Gli Stati Uniti hanno definito «vergognosa» l’iniziativa di Teheran, in programma domani e martedì, e il ministero degli Esteri tedesco ha convocato l’incaricato d’affari iraniano a Berlino per avere spiegazioni. Gli ambasciatori dei Paesi europei a Teheran, secondo fonti diplomatiche, hanno declinato l’invito del governo a presenziare ai lavori.
Il primo ministro israeliano Ehud Olmert ha chiesto passi più incisivi della comunità internazionale contro Teheran e non ha escluso la possibilità di un attacco militare contro l’Iran. «Non sono affatto contento», ha affermato Olmert in un’intervista al settimanale tedesco Der Spiegel. «Mi aspetto che vengano intrapresi passi significativamente più importanti.
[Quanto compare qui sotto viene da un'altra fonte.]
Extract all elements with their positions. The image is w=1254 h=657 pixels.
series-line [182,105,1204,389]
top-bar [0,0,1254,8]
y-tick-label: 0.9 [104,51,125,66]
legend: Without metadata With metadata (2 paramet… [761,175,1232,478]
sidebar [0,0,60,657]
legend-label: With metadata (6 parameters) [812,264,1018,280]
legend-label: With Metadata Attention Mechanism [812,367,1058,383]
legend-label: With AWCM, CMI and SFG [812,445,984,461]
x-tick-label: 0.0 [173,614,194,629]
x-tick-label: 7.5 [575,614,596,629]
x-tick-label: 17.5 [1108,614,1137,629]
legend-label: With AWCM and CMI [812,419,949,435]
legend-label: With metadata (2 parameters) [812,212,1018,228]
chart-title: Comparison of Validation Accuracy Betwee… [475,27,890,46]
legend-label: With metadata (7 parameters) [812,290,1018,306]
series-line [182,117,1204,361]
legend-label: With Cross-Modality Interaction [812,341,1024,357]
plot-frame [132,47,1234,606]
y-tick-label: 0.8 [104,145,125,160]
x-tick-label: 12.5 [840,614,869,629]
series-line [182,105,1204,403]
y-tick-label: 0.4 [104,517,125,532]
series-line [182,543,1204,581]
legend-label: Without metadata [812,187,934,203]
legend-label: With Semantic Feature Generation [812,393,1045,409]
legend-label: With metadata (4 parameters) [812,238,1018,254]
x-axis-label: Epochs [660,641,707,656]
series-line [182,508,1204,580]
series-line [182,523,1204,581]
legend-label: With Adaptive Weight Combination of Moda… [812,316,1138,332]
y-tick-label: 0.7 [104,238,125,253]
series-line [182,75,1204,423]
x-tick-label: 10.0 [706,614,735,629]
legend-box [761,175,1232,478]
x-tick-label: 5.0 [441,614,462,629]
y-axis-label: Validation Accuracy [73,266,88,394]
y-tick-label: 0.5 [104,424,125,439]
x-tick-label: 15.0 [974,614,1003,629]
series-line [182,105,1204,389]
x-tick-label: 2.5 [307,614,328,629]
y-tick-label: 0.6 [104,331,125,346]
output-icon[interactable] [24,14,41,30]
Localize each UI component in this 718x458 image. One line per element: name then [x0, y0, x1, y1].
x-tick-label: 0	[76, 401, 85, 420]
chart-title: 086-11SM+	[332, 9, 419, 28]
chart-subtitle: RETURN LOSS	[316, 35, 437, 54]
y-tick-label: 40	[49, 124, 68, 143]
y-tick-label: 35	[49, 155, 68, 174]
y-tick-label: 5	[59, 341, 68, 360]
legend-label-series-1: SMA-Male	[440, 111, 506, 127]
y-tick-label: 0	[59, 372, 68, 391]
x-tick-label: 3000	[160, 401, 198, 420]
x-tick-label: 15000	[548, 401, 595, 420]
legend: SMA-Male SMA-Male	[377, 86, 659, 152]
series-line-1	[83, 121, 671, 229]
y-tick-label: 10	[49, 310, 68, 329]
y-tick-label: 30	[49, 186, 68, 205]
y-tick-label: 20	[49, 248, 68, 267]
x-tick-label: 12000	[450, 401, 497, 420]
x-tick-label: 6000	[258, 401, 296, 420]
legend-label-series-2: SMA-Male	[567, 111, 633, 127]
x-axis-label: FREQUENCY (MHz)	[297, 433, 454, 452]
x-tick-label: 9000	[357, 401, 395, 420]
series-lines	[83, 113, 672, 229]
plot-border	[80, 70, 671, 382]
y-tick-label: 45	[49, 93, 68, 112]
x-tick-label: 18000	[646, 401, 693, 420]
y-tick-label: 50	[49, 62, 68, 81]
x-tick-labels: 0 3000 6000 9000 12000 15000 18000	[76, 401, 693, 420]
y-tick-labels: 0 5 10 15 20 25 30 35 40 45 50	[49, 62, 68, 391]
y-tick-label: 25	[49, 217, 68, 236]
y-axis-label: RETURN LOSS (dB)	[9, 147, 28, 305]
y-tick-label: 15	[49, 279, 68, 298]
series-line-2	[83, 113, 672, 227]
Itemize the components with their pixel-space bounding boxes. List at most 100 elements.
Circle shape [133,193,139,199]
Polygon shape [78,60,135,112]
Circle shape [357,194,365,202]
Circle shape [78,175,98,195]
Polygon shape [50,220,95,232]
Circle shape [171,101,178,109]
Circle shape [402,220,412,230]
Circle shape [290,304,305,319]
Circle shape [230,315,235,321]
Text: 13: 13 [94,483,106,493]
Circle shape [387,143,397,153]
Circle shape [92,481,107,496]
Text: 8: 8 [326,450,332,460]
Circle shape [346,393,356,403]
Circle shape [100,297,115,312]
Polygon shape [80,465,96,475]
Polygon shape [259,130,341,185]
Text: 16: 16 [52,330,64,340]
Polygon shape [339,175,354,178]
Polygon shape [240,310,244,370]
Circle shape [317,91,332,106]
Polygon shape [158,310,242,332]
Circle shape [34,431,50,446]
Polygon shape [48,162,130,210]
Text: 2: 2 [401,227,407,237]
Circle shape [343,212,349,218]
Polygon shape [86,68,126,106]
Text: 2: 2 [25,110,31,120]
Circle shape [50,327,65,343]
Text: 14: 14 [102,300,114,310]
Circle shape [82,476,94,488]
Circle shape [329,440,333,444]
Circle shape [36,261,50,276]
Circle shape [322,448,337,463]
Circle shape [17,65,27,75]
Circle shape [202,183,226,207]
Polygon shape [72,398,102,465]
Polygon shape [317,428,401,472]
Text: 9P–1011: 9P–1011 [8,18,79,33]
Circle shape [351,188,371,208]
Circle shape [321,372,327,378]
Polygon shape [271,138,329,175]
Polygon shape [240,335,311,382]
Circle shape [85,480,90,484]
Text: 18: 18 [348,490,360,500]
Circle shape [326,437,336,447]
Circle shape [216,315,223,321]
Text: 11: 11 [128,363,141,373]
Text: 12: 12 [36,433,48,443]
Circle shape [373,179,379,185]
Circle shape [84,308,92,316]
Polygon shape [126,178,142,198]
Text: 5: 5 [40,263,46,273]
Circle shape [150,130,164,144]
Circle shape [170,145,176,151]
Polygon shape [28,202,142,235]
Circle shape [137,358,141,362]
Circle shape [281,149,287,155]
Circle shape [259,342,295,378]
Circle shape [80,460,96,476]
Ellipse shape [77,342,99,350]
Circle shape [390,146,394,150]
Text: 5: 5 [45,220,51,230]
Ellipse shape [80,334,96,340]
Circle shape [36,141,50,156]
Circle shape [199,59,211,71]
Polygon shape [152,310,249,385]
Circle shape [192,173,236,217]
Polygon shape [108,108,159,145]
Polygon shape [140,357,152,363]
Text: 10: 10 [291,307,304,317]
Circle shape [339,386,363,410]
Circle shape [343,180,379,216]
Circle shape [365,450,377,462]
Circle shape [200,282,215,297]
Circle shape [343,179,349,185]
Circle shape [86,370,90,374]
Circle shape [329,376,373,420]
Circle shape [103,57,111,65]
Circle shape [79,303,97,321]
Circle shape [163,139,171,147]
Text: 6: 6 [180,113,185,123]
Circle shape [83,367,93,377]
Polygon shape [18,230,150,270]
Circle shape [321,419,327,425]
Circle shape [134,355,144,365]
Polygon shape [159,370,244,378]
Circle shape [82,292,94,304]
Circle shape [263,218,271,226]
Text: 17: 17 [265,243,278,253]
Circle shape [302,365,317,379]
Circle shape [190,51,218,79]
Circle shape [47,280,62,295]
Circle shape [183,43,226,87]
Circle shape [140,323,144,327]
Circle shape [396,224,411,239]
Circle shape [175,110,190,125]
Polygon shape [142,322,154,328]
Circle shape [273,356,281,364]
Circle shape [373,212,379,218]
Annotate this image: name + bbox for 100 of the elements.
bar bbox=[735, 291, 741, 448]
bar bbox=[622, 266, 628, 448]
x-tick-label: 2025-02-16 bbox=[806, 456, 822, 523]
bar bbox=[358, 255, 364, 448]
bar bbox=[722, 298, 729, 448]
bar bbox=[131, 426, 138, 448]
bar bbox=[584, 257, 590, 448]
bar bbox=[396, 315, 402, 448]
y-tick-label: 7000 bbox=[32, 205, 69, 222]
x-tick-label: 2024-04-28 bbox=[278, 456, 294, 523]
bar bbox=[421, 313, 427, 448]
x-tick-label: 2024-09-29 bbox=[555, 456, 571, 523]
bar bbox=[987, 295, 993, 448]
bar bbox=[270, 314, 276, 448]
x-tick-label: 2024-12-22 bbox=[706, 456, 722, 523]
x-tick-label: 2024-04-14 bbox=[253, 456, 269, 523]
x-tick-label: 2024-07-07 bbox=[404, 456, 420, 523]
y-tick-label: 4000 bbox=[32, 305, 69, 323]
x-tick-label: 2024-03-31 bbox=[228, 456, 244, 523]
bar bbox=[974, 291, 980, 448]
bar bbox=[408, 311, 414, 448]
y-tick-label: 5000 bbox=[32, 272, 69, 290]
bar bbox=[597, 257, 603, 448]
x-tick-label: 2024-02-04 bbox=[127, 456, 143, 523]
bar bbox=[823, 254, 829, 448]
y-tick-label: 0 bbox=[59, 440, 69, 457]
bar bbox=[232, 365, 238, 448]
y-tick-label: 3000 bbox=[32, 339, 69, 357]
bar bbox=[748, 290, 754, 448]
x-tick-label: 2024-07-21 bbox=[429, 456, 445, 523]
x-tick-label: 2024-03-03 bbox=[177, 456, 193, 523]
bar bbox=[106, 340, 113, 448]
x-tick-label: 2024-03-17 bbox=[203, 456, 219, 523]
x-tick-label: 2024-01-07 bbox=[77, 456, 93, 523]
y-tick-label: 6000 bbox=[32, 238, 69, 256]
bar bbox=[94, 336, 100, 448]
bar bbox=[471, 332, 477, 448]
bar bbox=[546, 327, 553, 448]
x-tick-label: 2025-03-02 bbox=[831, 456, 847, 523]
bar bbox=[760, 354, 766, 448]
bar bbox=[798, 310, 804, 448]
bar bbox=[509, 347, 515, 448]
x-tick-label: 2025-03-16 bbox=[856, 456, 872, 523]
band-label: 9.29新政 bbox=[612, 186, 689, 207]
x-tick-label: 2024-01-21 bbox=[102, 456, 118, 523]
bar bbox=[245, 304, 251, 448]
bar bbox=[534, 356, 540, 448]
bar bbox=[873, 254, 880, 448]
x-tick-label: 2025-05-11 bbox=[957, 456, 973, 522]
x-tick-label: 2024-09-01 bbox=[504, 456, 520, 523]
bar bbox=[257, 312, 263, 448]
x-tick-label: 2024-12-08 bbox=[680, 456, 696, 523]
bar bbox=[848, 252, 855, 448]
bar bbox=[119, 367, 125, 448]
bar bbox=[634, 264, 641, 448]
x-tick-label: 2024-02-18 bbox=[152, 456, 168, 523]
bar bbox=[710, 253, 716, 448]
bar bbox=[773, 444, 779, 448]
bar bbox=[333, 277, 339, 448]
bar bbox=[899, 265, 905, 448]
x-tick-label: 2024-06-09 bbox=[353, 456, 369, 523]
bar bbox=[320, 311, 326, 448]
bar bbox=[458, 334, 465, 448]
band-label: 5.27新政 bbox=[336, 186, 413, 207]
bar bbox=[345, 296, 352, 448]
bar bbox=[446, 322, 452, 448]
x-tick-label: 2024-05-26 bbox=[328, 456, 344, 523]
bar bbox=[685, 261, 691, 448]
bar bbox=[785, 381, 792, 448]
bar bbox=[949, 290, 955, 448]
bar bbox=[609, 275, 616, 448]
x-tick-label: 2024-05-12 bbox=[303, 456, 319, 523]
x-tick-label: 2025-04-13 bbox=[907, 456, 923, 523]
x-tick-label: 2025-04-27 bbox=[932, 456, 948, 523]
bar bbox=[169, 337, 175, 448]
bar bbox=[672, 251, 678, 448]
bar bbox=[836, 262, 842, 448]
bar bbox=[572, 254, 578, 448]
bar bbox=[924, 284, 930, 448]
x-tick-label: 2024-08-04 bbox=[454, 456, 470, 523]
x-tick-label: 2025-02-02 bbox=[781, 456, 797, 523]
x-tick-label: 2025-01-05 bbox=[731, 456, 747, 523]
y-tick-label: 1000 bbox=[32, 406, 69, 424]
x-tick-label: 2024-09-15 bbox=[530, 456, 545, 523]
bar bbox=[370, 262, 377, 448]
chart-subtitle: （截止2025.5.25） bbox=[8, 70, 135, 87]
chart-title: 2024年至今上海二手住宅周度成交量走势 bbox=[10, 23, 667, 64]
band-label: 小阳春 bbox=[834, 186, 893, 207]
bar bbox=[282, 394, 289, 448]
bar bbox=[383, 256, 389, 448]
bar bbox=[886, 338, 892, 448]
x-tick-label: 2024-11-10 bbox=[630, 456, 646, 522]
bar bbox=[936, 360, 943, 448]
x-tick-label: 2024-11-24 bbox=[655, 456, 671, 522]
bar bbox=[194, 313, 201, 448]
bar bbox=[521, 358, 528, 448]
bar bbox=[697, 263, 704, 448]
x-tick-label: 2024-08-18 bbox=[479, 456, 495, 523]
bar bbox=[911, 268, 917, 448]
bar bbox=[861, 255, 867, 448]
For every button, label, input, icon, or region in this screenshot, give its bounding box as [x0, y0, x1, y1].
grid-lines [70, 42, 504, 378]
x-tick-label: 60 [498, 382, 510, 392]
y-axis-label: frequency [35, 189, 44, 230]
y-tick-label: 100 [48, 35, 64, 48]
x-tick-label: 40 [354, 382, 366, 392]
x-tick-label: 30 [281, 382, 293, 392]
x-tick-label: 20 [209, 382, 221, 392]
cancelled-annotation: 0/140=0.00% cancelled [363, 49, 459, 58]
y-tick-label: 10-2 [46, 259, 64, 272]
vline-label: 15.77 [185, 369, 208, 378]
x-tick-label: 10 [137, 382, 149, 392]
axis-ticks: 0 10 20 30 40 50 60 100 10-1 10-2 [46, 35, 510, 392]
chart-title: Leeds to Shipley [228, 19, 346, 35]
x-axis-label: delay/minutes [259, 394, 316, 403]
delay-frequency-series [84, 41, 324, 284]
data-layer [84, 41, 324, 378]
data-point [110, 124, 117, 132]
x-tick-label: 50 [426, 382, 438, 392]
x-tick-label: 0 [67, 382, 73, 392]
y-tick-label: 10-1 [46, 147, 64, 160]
Abbiamo un leader che dice apertamente di avere come obiettivo la cancellazione di Israele dalle mappe. Israele è un Paese membro delle Nazioni Unite». «È assolutamente criminale - ha aggiunto - che oggi qualcuno possa dire cose del genere». Alla domanda se esclude un attacco militare, Olmert ha risposto: «Non escludo nulla». Olmert, che la settimana prossima sarà in Germania e in Italia, ha aggiunto di essere pronto a ritirarsi dalla maggior parte degli insediamenti in Cisgiordania.
La Farnesina in una nota ha affermato che va respinto con sdegno ogni tentativo di negare o minimizzare la portata dell’immane tragedia storica e umana che è stato l’Olocausto.
Ahmadinejad, che l’anno scorso aveva suscitato analoghe proteste quando aveva auspicato la cancellazione di Israele dalle carte geografiche, ha confermato la posizione del suo governo. «In Occidente hanno considerato per 60 anni un crimine parlare di Olocausto. Ma ora nei circoli politici, giornalistici e tra la gente, le discussioni su questo tema vanno avanti seriamente». Per quanto riguarda Israele, Ahmadinejad ha aggiunto che «anche alcuni politici occidentali hanno detto che dall’inizio la fondazione del regime sionista è stato un errore».